A: The problem, as you know, is that you never really leave the writing desk. So your day-to-day life seems at times like a distraction, a fiction, or a farce. You appear to be at hockey practice but really you're still conjuring a chapter opening -- and cheering for the wrong team. Also, you are likely to get up in the middle of a dinner conversation to write down a thought in the next room. These are not endearing traits in a friend or family member.
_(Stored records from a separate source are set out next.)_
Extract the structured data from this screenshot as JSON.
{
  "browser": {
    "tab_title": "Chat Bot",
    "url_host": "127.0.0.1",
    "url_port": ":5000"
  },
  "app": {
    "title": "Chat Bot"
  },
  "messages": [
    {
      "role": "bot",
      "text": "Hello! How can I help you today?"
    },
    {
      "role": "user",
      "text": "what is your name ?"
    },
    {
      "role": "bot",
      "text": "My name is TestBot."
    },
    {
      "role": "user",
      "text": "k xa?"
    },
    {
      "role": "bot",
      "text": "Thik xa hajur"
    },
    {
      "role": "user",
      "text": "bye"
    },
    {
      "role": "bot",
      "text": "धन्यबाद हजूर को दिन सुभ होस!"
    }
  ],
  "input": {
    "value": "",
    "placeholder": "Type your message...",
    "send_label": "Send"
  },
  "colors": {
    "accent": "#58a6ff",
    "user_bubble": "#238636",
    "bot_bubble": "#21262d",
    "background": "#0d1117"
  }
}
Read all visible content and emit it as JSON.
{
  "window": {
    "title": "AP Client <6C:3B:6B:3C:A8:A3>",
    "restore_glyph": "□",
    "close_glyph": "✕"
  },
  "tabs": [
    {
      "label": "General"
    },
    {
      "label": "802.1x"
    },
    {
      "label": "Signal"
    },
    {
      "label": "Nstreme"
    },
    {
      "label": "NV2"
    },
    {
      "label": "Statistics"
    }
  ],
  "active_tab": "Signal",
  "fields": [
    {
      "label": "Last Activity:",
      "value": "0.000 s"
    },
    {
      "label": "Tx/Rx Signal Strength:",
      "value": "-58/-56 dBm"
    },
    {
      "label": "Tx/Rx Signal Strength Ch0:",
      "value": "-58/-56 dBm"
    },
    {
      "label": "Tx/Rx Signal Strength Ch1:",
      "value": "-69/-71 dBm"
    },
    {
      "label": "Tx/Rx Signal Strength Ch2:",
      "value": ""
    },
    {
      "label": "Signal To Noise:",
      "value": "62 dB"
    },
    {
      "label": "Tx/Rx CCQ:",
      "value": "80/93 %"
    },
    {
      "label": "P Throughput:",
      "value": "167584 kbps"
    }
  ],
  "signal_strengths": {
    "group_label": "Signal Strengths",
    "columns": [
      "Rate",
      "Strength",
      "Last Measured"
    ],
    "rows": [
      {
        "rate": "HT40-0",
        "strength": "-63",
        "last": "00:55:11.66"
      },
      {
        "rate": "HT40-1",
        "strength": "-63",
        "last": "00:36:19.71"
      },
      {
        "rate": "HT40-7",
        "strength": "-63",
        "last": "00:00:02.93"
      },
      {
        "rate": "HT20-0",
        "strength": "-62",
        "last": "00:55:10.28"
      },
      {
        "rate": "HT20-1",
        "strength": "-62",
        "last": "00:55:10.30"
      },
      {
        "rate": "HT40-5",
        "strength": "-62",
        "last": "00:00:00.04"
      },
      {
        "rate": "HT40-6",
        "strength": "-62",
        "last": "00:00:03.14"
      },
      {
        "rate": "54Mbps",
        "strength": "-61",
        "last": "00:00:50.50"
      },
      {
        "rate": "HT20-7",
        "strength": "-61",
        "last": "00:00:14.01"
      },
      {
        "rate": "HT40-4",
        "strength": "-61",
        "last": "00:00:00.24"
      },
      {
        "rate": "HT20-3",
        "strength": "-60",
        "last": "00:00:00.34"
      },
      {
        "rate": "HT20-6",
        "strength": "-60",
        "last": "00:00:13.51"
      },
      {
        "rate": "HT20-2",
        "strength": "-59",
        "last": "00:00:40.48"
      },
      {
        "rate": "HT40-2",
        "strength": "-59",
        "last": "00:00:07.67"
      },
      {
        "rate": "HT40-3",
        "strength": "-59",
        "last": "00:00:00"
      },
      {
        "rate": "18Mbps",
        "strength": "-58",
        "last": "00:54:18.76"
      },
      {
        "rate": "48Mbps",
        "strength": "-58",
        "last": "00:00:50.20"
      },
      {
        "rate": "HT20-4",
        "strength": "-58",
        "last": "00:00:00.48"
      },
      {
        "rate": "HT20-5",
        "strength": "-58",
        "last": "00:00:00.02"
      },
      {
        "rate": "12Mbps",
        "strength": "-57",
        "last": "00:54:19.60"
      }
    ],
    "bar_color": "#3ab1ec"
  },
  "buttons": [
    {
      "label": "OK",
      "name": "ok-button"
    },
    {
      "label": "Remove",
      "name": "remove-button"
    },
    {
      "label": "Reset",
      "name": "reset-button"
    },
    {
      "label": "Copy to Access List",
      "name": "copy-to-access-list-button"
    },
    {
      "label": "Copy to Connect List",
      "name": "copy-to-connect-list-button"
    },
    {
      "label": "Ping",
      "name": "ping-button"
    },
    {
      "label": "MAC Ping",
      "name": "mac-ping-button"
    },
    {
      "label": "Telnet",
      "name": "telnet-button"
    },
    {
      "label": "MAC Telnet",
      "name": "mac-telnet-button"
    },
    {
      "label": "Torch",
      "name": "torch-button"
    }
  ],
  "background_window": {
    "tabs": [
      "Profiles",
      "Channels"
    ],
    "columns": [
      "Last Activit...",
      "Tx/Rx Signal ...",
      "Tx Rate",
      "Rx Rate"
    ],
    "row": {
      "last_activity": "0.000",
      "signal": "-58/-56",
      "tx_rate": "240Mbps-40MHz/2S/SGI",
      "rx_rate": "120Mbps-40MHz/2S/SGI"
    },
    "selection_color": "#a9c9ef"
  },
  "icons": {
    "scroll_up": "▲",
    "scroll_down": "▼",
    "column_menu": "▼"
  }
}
A: I don't have a formula, alas. In each case, the subject has grown into a kind of obsession, something I felt I could no longer resist. They have not always made sense when first they appeared. I had the idea for Cleopatra years before I began, in fact, even before I wrote my book on Ben Franklin. I just couldn't see a way to write a proper biography of Cleopatra at that time. Only afterward do you really understand what attracted you, I think. Usually it's not so much the subject itself as the fact that the subject takes you where you want to go. With Cleopatra, I had been thinking and writing a lot about women and power; that made sense. Only after I had finished The Witches did a friend point out to me that I had written the entire book while living with an adolescent girl -- one precisely the age as one of the first "bewitched" Salem girls.
A: Either at my desk in mid-paragraph or far from my desk, in mid-grocery line. The problem is that you never know which method is likely to prove more reliable. Things tend to clarify themselves, too, in those final moments of the day before sleep. This is why there should always be a pen and paper somewhere near the bed. And, as I have learned the hard way, why you should learn to write legibly.